COLLEGIAN BEAUTIES. In 1929, colleges and universities were permitted to send delegates to the Carnival beauty congress. Schools like the University of the Philippines, Sta. Rosa College and Centro Escolar had their own bets.
Indeed, in 1929, as if to emphasize the whole notion of “beauty with substance”, colleges and universities were invited to field their contestants. That year, a UP law student was declared Miss Philippines, complete with a retinue of 4 princesses. In the next year, it was back to the 3 regional winners. In 1937, the Manila Carnival National Beauty Contest was dropped in favor of the 1st Philippine Exposition Beauty Fair.
The carnivals were such a resounding success that before long, the“carnaval” spilled over to the provinces with each one holding its own provincial, city and town fair (petit carnival) and picking its own delegates for the national finals—from as far as Cebu, Iloilo, Ormoc, Negros, Sulu, to Cavite, Baguio, Sulu, Mountain Province, Tayabas, Tarlac, Pangasinan and Pampanga. It was only in 1926 though that the delegates were called by their provincial titles, as in Miss Lanao, Miss Davao, Miss Ilocos Norte and Miss Pampanga.
CONCEPCION CARNIVAL.Tarlac towns, as in other Philippine provinces, jumped on the Carnival bandwagon, holding local fairs and electing muses to coincide with their town fiestas.
By the mid 30s, interest in the Carnivals started to wane, losing its novelty, moreso with an impending war looming in the horizon. The curtains drew to a close with the last Philippine Exposition of 1939, and with it came the end of an era—when beauty had more substance and purpose, as exemplified by the achievements of these Filipinas, who, not too long ago were chosen fairest of the fair.
LIGHTS OUT ON THE CARNIVAL. "The Carnival is now over..", a paper wrote, "It will not be as a dream that has gone, but like a grand idea, useful, beneficial, which will be talked about by coming generations because of the many things we have learned from it.."
Behind the gaiety and the remarkable success of the annual fairs lie the real unspoken motive of the Carnival, articulated only years later by the 1st Queen herself, Pura Villanueva-Kalaw: “In those times of joy,” she said, “the ones who enjoyed the most and the ones who made the most out of the carnival were the foreigners themselves.
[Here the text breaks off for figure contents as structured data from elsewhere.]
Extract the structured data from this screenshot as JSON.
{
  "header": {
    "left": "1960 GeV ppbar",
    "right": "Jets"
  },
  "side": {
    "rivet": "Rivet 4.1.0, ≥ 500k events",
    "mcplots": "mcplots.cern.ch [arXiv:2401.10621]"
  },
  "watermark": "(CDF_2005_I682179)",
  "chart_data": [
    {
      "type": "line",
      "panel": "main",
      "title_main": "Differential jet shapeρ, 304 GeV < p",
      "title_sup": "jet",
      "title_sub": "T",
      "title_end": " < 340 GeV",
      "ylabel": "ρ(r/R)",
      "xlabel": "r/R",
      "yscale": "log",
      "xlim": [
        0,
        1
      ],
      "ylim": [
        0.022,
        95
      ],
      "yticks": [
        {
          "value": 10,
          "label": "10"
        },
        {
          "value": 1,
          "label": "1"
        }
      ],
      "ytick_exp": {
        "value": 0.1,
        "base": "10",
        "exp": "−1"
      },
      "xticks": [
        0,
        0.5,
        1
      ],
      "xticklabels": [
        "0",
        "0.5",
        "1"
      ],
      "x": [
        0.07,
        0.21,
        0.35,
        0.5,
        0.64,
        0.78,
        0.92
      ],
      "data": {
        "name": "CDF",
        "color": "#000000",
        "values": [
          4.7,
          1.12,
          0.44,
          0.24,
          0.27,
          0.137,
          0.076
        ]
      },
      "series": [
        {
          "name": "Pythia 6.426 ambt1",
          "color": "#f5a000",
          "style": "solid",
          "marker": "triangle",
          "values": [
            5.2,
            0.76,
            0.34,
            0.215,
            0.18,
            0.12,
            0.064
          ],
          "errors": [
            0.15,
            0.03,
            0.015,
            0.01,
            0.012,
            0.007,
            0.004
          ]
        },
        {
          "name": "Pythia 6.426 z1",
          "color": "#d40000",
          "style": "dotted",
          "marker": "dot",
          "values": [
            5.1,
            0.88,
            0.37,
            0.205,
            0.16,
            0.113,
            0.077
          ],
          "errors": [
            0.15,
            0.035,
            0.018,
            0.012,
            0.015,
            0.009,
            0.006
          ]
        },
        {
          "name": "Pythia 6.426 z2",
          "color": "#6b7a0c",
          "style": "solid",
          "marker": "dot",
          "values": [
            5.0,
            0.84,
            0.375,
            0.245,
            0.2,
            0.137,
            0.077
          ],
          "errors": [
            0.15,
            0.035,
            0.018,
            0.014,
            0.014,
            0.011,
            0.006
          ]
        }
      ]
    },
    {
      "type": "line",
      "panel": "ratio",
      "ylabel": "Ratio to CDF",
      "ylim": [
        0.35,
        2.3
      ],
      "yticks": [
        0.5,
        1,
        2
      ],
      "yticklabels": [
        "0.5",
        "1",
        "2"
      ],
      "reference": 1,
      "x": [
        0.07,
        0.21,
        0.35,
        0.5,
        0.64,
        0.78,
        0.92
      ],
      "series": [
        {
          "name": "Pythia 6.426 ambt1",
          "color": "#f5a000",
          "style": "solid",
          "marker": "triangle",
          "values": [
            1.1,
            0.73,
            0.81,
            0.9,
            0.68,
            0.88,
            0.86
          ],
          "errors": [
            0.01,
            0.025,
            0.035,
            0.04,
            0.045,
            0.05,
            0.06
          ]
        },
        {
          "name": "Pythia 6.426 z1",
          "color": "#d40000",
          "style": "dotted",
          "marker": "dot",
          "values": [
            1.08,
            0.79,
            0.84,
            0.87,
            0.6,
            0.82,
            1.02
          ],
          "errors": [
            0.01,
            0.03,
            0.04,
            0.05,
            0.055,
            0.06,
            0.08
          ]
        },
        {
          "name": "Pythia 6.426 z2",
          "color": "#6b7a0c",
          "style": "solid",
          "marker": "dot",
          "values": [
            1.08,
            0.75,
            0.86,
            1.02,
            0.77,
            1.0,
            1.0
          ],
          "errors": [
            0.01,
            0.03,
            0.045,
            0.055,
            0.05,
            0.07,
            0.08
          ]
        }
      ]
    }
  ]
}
After all, the carnivals were an American idea, organized, managed and animated by Americans themselves”.NOW, THE GODS ARE DEAD. The Carnival is over. That is the order of Zoler...
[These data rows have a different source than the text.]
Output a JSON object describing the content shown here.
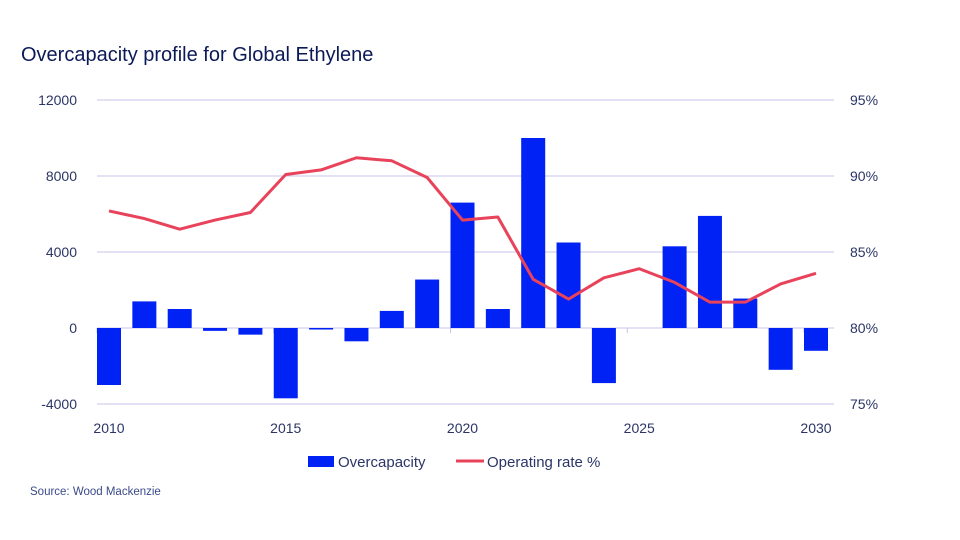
{
  "chart_data": {
    "type": "bar",
    "title": "Overcapacity profile for Global Ethylene",
    "source": "Source: Wood Mackenzie",
    "categories": [
      2010,
      2011,
      2012,
      2013,
      2014,
      2015,
      2016,
      2017,
      2018,
      2019,
      2020,
      2021,
      2022,
      2023,
      2024,
      2025,
      2026,
      2027,
      2028,
      2029,
      2030
    ],
    "x_tick_labels": [
      "2010",
      "2015",
      "2020",
      "2025",
      "2030"
    ],
    "series": [
      {
        "name": "Overcapacity",
        "type": "bar",
        "axis": "left",
        "color": "#0022f5",
        "values": [
          -3000,
          1400,
          1000,
          -150,
          -350,
          -3700,
          -80,
          -700,
          900,
          2550,
          6600,
          1000,
          10000,
          4500,
          -2900,
          0,
          4300,
          5900,
          1550,
          -2200,
          -1200
        ]
      },
      {
        "name": "Operating rate %",
        "type": "line",
        "axis": "right",
        "color": "#e8435a",
        "values": [
          87.7,
          87.2,
          86.5,
          87.1,
          87.6,
          90.1,
          90.4,
          91.2,
          91.0,
          89.9,
          87.1,
          87.3,
          83.2,
          81.9,
          83.3,
          83.9,
          83.0,
          81.7,
          81.7,
          82.9,
          83.6
        ]
      }
    ],
    "y_left": {
      "ylim": [
        -4000,
        12000
      ],
      "ticks": [
        "12000",
        "8000",
        "4000",
        "0",
        "-4000"
      ]
    },
    "y_right": {
      "ylim": [
        75,
        95
      ],
      "ticks": [
        "95%",
        "90%",
        "85%",
        "80%",
        "75%"
      ]
    },
    "grid": true,
    "legend": "bottom"
  }
}
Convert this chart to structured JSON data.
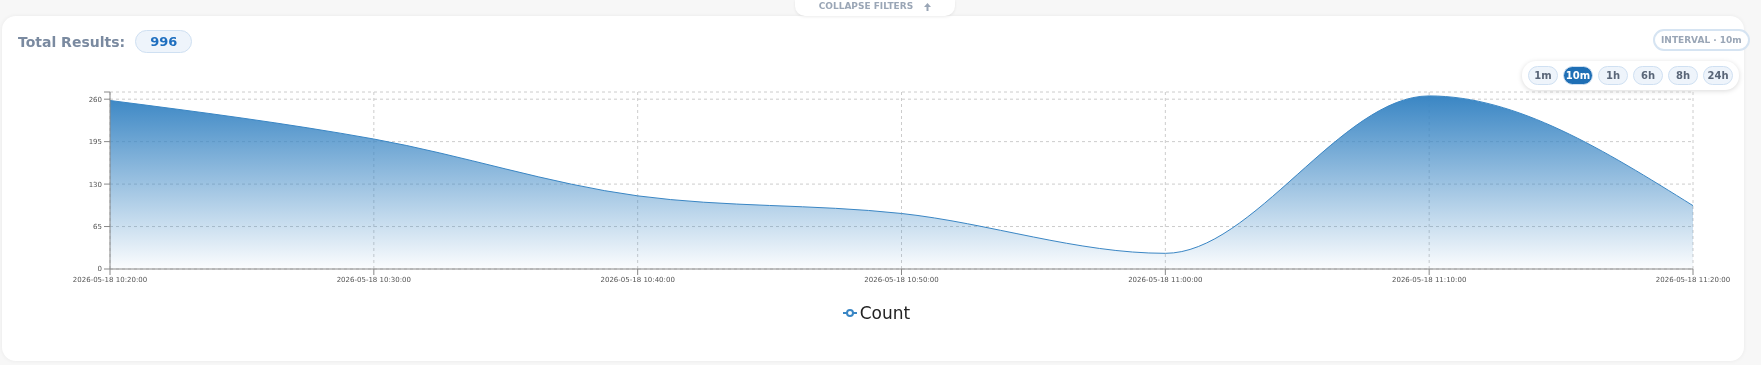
{
  "chart_data": {
    "type": "area",
    "x": [
      "2026-05-18T10:20",
      "2026-05-18T10:30",
      "2026-05-18T10:40",
      "2026-05-18T10:50",
      "2026-05-18T11:00",
      "2026-05-18T11:10",
      "2026-05-18T11:20"
    ],
    "series": [
      {
        "name": "Count",
        "color": "#3a86c4",
        "values": [
          258,
          199,
          112,
          85,
          24,
          265,
          97
        ]
      }
    ],
    "xlim": [
      "2026-05-18T10:20",
      "2026-05-18T11:20"
    ],
    "xticks": [
      {
        "value": "2026-05-18T10:20",
        "label": "2026-05-18 10:20:00"
      },
      {
        "value": "2026-05-18T10:30",
        "label": "2026-05-18 10:30:00"
      },
      {
        "value": "2026-05-18T10:40",
        "label": "2026-05-18 10:40:00"
      },
      {
        "value": "2026-05-18T10:50",
        "label": "2026-05-18 10:50:00"
      },
      {
        "value": "2026-05-18T11:00",
        "label": "2026-05-18 11:00:00"
      },
      {
        "value": "2026-05-18T11:10",
        "label": "2026-05-18 11:10:00"
      },
      {
        "value": "2026-05-18T11:20",
        "label": "2026-05-18 11:20:00"
      }
    ],
    "ylim": [
      0,
      271
    ],
    "yticks": [
      0,
      65,
      130,
      195,
      260,
      {
        "value": 271,
        "label": null
      }
    ],
    "grid": true,
    "legend": "bottom",
    "annotations": [
      "COLLAPSE FILTERS",
      "Total Results:",
      "996",
      "INTERVAL · 10m",
      "1m",
      "10m",
      "1h",
      "6h",
      "8h",
      "24h"
    ]
  }
}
In the end, the Carnival was nothing more than a superficial attempt to divert the Filipinos from the real issues that plagued American colonial governance, a balm intended to soothe our wounded national pride.
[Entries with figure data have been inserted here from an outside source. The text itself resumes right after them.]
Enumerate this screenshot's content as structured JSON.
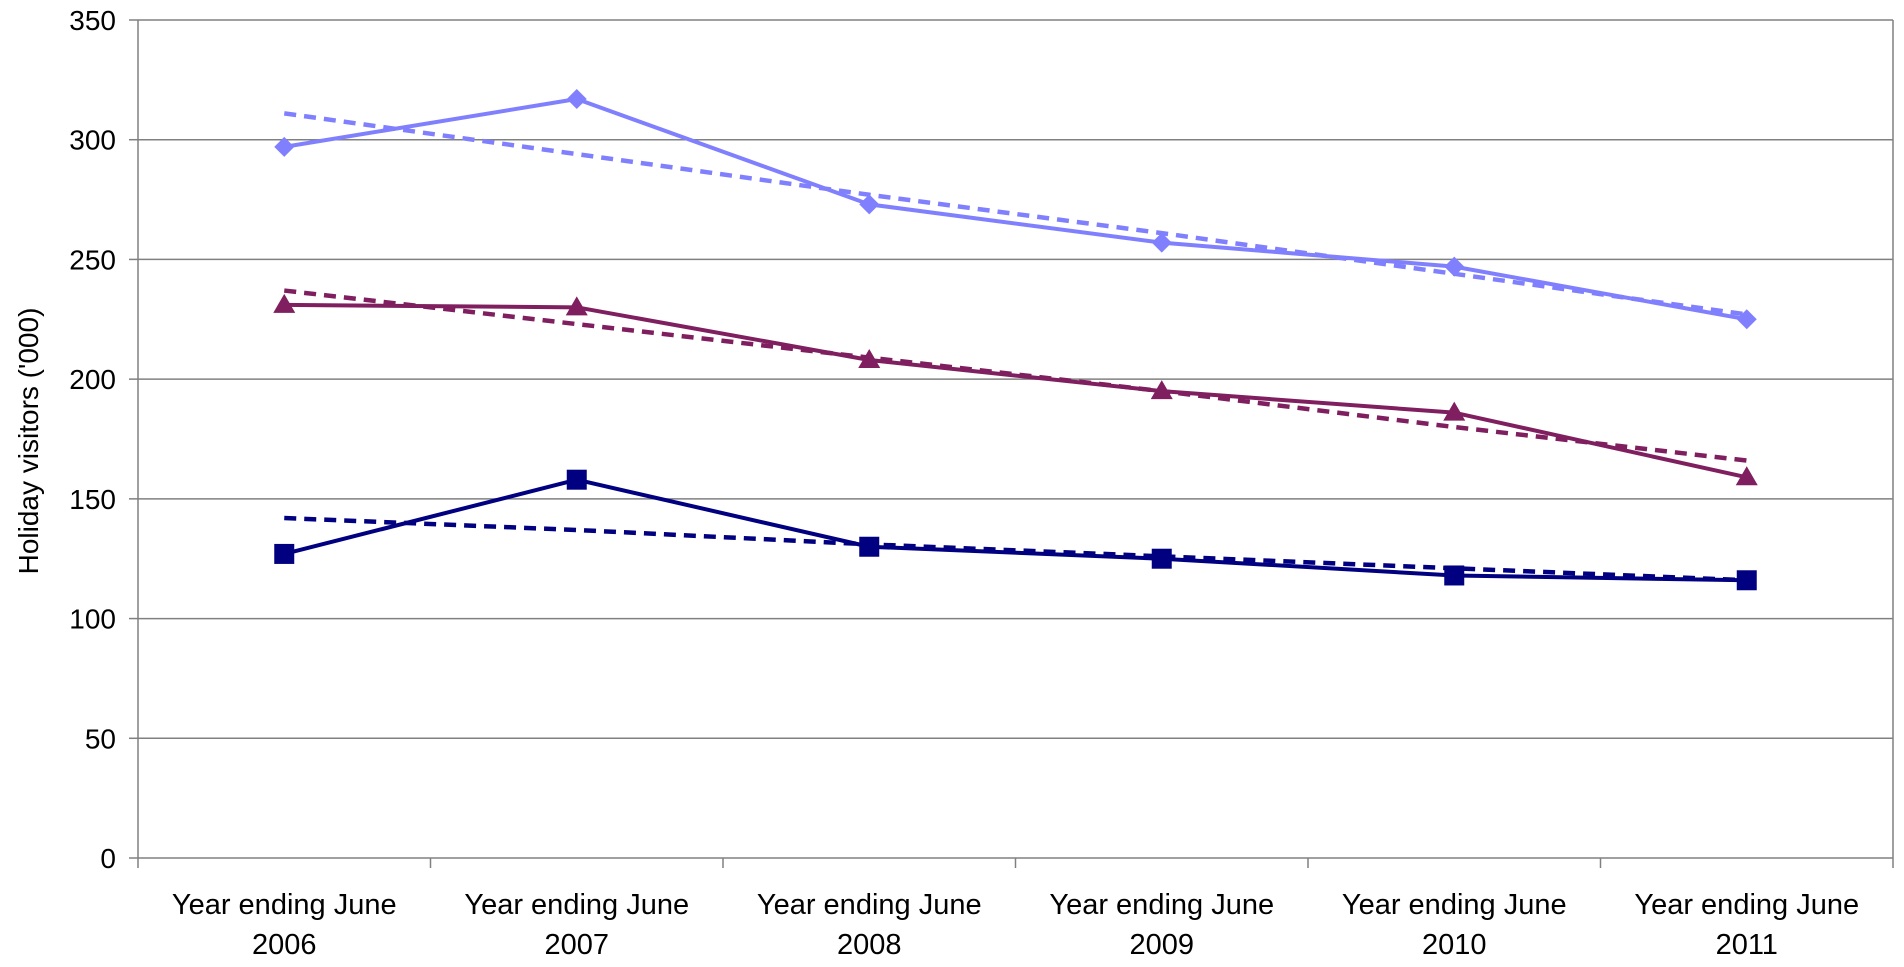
{
  "chart_data": {
    "type": "line",
    "title": "",
    "xlabel": "",
    "ylabel": "Holiday visitors ('000)",
    "ylim": [
      0,
      350
    ],
    "yticks": [
      0,
      50,
      100,
      150,
      200,
      250,
      300,
      350
    ],
    "grid": true,
    "legend": "none",
    "categories": [
      [
        "Year ending June",
        "2006"
      ],
      [
        "Year ending June",
        "2007"
      ],
      [
        "Year ending June",
        "2008"
      ],
      [
        "Year ending June",
        "2009"
      ],
      [
        "Year ending June",
        "2010"
      ],
      [
        "Year ending June",
        "2011"
      ]
    ],
    "series": [
      {
        "values": [
          297,
          317,
          273,
          257,
          247,
          225
        ],
        "color": "#8080ff",
        "marker": "diamond",
        "trend": [
          311,
          294,
          277,
          261,
          244,
          227
        ]
      },
      {
        "values": [
          231,
          230,
          208,
          195,
          186,
          159
        ],
        "color": "#7f1f5f",
        "marker": "triangle",
        "trend": [
          237,
          223,
          209,
          195,
          180,
          166
        ]
      },
      {
        "values": [
          127,
          158,
          130,
          125,
          118,
          116
        ],
        "color": "#000080",
        "marker": "square",
        "trend": [
          142,
          137,
          131,
          126,
          121,
          116
        ]
      }
    ]
  }
}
Even then, notwithstanding the real intent, the Carnivals were still the perfect showcases of the accomplishments of Filipina women, leaving a legacy of pulchritude at its most beautiful. The curtains finally drew to a close with the last Carnival of 1939, and with it came the end of an era—when beauty had more substance and purpose, as exemplified by the achievements of these Filipinas, who, not too long ago were chosen fairest of the fair.